New Darwinian Story: Sponges and Bacteria Made Complex Marine Life Possible


Stove-pipe Sponge (Aplysina archeri). Image courtesy of Nick Hobgood, Wikipedia.




Joel Kontinen


Mark Twain wrote: “There is something fascinating about science. One gets such wholesale returns of conjecture out of such a trifling investment of fact.”

It might be good to keep this in mind when looking at a proposed solution for boosting oxygen levels in the seas and hence, according to Darwinian thinking, making the deep waters teem with life “hundreds of millions of years” ago and eventually making the Cambrian Explosion possible.

According to New Scientist,

“Last year, came the suggestion that sponges transformed Earth's deep oceans 750 million years ago, turning them into an oxygen-rich haven for life. Now it seems tiny bacteria living inside the sponges also played a part in the drama.”

Fan Zhang of the University of Maryland in Baltimore thinks that sponges and bacteria might have “evolved a hyper-efficient system for extracting phosphorus”.

New Scientist explains the reasoning behind this speculation:

Phosphorus is an essential but rare nutrient for ocean life. Like all marine organisms, sponges need it to survive but can't extract it from the water – but the bacteria can help them out. Meanwhile, bacteria need the sponges to pump vast amounts of seawater over them so they can extract more phosphorus.”

However, much more than water is needed for life. And much more than oxygen is needed for complex life.
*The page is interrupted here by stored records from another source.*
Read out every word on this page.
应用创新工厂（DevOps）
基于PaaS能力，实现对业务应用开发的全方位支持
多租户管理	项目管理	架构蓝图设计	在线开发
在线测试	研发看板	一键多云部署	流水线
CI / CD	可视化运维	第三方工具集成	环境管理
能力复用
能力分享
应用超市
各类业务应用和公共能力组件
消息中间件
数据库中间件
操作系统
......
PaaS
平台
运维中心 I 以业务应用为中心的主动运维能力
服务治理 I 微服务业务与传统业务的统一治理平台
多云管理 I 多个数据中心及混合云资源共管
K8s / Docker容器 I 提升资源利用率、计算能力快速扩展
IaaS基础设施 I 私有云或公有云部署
Without a massive infusion of genetic information the oceans would be absolutely dead. We can read the best and most logical explanation for complex life in the seas in Genesis 1:20: “Then God said, ‘Let the waters teem with swarms of living creatures’ “ (NASB).


Source:

Brahic, Catherine. 2015. Were early seas transformed by sponge microbiome? New Scientist (23 February).